6. Wordmarks are included when appropriate.

7. Brand tone is also included if the brand has an established tone of voice for messages and content.


The elements in brand guidelines depend on the elements that make up a brand.



Now that you know what’s included in brand identity guidelines, you might be wondering why you need them. Brand guidelines should really be used as a tool to keep a brand consistent. Whether the business is large or small, brand guidelines are critical to helping a brand to work effectively.



In order for any brand to be effective, it needs to be consistent. Logo’s colors to better fit a certain marketing material, then it may not be recognizable to consumers or clients anymore. A style guide puts rules in place not to limit creativity, but to keep brand identity consistent and recognizable. With brand guidelines in place, we can ensure a brand’s elements are used effectively and look professional anytime they are used.
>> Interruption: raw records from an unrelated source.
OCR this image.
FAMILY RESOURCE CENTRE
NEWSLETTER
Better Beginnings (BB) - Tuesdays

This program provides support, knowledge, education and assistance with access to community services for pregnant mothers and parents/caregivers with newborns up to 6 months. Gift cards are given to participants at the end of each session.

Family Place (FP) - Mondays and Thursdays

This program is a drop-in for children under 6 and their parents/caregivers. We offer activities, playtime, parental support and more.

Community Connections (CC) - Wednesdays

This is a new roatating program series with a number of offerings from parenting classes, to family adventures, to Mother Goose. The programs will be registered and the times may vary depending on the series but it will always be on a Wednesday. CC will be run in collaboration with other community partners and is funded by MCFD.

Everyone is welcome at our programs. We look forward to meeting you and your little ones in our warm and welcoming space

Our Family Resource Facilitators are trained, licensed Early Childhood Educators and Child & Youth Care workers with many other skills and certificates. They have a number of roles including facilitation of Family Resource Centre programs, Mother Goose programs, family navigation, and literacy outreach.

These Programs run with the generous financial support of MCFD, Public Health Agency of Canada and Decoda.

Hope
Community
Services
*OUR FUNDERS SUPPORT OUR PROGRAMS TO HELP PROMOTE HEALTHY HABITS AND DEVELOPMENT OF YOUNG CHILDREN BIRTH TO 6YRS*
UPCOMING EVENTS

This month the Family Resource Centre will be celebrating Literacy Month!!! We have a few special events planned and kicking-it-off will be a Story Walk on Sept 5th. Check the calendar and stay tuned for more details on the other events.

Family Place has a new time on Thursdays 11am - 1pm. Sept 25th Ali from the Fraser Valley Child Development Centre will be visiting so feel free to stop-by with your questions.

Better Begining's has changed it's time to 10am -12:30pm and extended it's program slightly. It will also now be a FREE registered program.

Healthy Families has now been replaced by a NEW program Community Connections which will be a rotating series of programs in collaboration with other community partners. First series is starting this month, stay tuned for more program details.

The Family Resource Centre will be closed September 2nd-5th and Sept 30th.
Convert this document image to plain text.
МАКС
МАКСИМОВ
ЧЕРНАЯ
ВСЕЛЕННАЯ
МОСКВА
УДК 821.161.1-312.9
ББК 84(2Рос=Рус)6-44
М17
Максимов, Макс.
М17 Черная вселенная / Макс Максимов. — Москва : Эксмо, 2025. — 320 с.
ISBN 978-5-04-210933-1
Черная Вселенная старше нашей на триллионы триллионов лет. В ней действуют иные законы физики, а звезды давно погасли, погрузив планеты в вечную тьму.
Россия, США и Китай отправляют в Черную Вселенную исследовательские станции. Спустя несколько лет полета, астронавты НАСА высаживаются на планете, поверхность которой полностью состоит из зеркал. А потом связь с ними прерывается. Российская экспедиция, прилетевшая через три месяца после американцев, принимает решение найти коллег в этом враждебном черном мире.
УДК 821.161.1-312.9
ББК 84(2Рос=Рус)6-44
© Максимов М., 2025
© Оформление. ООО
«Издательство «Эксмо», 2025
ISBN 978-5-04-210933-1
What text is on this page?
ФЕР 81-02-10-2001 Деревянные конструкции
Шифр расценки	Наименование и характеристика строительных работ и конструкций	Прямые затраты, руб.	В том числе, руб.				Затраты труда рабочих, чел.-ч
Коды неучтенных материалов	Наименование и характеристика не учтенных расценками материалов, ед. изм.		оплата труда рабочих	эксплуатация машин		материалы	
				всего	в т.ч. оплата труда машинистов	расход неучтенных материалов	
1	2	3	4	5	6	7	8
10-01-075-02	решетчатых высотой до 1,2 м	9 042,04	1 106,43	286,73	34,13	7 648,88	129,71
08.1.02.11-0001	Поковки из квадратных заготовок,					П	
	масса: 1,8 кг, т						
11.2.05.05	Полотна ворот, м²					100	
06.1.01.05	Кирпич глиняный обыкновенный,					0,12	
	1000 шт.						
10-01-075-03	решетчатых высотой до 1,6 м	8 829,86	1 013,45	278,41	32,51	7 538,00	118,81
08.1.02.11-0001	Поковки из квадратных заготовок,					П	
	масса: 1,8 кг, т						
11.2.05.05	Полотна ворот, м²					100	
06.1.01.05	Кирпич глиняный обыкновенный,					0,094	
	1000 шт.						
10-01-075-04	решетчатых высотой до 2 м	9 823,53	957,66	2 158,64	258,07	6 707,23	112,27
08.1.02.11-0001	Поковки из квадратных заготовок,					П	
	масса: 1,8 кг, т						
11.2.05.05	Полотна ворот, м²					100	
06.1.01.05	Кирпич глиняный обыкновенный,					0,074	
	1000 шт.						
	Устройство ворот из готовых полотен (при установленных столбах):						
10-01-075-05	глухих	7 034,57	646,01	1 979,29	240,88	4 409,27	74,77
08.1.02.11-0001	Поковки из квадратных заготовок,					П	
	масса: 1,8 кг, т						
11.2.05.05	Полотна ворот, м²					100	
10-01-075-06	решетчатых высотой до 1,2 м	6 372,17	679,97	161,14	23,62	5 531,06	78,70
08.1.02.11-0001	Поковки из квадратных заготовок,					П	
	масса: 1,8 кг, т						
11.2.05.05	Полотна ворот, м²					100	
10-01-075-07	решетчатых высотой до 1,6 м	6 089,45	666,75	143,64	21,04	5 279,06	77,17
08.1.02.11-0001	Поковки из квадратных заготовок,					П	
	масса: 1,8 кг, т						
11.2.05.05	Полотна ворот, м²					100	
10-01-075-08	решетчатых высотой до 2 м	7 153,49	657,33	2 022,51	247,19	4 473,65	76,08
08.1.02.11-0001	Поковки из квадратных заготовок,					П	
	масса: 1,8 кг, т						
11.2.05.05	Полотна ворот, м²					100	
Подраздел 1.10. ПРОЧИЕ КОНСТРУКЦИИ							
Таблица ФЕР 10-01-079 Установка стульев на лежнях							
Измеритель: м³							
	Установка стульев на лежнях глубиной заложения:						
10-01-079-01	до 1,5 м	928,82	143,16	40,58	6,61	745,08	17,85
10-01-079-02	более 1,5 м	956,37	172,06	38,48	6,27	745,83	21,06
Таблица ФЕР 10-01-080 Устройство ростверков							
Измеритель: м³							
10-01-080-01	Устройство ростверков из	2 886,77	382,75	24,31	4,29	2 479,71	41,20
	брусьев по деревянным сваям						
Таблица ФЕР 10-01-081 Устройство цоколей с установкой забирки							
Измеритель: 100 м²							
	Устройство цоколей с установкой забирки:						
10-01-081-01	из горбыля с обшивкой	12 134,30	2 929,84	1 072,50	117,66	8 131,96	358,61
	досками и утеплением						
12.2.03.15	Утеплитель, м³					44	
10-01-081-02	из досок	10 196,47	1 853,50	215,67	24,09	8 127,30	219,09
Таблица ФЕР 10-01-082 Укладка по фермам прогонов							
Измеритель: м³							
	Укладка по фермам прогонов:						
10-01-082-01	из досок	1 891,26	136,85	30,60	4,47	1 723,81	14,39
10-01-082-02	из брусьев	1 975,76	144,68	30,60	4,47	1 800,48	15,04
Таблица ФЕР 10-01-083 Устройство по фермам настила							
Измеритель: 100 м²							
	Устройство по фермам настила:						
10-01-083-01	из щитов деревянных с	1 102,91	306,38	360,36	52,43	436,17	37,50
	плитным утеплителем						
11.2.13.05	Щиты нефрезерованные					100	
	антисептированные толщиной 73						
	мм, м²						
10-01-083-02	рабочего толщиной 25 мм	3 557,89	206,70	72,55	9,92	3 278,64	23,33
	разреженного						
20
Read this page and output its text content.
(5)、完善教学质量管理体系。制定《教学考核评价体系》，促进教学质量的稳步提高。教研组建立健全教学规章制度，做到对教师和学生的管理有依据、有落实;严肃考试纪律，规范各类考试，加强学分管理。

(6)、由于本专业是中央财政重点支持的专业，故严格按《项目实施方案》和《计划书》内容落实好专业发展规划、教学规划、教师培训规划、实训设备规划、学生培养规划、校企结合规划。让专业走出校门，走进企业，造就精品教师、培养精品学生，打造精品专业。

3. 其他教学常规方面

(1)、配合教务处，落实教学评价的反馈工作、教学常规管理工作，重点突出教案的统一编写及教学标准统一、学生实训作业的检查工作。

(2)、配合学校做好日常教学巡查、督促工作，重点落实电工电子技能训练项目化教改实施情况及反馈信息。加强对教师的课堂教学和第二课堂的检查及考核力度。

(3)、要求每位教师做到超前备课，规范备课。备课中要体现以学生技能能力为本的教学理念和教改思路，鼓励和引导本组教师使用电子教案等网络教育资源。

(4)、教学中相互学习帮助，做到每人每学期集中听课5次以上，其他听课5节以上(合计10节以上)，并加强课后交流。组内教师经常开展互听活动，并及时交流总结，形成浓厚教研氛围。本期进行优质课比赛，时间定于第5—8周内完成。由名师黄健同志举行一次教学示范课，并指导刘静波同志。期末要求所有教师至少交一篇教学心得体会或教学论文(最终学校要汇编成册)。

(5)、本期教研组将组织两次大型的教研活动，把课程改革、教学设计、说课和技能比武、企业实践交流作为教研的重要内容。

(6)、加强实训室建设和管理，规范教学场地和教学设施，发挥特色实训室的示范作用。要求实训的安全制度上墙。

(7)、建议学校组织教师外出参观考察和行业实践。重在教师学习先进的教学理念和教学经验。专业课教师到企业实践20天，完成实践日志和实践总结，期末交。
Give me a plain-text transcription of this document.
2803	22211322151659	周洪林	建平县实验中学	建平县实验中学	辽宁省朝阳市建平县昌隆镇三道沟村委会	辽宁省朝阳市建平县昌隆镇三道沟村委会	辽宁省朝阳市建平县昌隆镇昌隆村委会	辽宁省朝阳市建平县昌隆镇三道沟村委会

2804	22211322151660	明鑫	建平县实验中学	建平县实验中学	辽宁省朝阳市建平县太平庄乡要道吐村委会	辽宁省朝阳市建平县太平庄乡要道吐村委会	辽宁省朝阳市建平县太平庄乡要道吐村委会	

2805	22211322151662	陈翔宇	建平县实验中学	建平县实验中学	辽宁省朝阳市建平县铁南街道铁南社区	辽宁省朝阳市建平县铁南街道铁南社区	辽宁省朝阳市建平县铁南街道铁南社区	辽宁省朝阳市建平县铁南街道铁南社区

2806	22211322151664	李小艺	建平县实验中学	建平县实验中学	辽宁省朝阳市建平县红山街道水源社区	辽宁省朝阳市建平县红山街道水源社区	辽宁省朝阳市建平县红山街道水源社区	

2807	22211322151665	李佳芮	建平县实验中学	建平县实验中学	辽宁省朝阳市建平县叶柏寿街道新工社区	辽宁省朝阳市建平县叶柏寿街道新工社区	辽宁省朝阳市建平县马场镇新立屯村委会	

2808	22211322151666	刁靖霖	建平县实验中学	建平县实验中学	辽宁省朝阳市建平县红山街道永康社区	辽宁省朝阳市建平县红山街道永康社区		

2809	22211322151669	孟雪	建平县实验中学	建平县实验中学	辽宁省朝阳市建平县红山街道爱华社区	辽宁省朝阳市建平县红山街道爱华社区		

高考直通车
And, when the elements in a brand are used in the correct way consistently, we can build a powerful and recognizable brand in every aspect.



Brand’s guidelines will include more than just a color palette and versions of a logo. It contains specific rules and standards in which those elements are to be used. Not only will the guide contain things like different logo variations, but it will include examples of how not to use those logos. Rules like clear spacing around logos are just as important as knowing when to use the logo versus the wordmark. The guidelines will help anyone creating a message from the brand know and understand which elements to use and how to use them. It’s about consistency, but it’s also about knowing what’s right and wrong when it comes to using those brand elements.



Brand guidelines aren’t just about setting rules, though. They’re about providing you and anyone else sending out a message from a brand with the tools to keep branding consistent. The elements included in brand guidelines work together to create a cohesive message and those elements are the tools needed to create moving messages and iconic marketing communications.



Just because not that many people use the tools and elements outlined in brand guidelines doesn’t mean that will always be the case. To scale a company or just add one employee, then more and more people will be involved and part of the brand. Someone within the agency won’t know the rules of brand identity for each client, at least not right away. Having brand guidelines in place will help avoid confusion for those using the brand elements and keep branding consistent.